Steven Edwards' thoughts on various topics, Oracle related and not. Note: I reserve the right to delete comments that are not contributing to the overall theme of the Blog or are insulting or demeaning to anyone.
Wednesday, February 01, 2017
Oracle ASM Header Backup -- Update
There are multiple ways to skin this cat. Another option for backing up your ASM file headers is to use "kfed". Yes, I know, Oracle Support doesn't recommend that we use it. However, if you ever need to recover the header, you will be very glad you did. Below is a partial example of a backup using kfed:
/u01/app/oracle/product/12.1.0/grid_1/bin/kfed read ${ASM_DEV_DIR}/${i} text=${HDR_BACKUP_DIR}/${i}.${TODAY}.bkp
Utilizing "kfed read" will allow you to recover the header in case of corruption. If you have header corruption and your other methods of header backup (like md_backup and dd's) do not work, then you can tell Oracle Support that you have a kfed file of the header from before the corruption.

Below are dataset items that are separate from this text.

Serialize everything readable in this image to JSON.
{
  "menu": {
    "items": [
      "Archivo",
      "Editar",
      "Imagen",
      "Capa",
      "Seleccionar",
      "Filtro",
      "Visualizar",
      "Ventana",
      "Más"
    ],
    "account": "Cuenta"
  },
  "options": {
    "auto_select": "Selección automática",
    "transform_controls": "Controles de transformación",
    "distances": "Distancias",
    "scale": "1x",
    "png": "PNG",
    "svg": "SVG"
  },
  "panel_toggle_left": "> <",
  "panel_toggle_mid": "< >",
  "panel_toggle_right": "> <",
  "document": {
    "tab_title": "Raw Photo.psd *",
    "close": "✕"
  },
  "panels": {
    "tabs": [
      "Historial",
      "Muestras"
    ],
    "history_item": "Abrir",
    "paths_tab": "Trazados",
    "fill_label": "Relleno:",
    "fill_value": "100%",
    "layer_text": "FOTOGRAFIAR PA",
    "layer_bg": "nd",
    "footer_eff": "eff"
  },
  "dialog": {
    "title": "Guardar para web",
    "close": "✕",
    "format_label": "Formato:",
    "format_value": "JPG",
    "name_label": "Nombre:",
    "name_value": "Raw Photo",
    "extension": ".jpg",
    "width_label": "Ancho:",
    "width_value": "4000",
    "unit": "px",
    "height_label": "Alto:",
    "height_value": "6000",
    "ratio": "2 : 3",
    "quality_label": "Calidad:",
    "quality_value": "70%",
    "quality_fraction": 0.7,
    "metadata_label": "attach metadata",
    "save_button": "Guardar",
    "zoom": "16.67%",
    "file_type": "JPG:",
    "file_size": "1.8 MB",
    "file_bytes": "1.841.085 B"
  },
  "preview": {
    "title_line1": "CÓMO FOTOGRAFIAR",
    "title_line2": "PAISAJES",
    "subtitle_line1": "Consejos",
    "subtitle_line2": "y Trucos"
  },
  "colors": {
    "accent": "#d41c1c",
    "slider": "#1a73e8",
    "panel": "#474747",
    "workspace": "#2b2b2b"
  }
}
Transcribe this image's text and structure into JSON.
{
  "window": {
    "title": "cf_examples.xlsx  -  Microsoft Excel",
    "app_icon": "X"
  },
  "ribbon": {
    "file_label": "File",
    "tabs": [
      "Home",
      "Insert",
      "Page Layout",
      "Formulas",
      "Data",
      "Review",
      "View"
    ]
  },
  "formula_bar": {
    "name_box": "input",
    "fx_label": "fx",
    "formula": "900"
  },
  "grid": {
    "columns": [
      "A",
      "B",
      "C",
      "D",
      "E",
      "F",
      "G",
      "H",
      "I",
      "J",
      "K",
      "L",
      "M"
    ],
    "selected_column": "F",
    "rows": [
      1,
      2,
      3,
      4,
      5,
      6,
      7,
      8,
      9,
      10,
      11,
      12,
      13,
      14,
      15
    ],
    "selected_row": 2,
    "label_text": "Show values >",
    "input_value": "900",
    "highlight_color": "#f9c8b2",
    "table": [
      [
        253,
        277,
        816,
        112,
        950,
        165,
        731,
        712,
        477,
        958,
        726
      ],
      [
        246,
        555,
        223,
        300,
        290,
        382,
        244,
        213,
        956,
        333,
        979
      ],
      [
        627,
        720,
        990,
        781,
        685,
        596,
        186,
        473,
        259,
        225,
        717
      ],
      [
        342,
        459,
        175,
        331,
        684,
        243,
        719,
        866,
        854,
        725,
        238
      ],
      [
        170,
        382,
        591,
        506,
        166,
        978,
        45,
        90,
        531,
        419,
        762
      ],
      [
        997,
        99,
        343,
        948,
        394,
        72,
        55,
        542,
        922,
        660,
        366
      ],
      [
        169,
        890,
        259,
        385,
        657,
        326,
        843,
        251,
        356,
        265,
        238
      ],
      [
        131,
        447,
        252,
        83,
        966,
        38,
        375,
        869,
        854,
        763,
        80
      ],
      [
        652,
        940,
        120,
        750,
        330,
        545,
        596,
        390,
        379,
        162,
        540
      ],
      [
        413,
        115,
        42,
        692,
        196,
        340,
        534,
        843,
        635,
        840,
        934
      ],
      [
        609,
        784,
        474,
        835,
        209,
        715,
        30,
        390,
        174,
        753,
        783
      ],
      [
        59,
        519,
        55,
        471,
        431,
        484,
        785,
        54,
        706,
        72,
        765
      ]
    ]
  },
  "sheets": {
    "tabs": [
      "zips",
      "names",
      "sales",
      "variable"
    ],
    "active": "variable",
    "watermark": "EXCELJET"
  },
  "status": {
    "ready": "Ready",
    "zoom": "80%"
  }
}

As with any corruption, make sure you open an SR with Oracle Support before attempting any repair yourself.
For more information, review the information in My Oracle Support (MOS) regarding kfed.
Thursday, December 08, 2016
Wow, 6 Years Without A Post
[http://www.EdwinMSarmiento.com]
So, what is a 19 year experienced Oracle DBA doing learning Microsoft SQL Server? I'm Starting to work with different RDBMSs and NOSQL technologies. Which is really a blast after being limited to only one vendor. I'm also getting to work with DataStax [Cassandra]. Who said you can't teach an old dog new tricks?
In Edwin's presentation, he talked about the 3M's with blogging:
MASTERY
- Writing helps CLARIFY your thinking
- Writing forces you to VALIDATE your assumptions
- Writing helps REINFORCE your knowledge
MARKETING
- Writing helps ESTABLISH CREDIBILITY
- Blogging builds your ONLINE REPUTATION (e.g. Brent Ozar, Pinal Dave, ...)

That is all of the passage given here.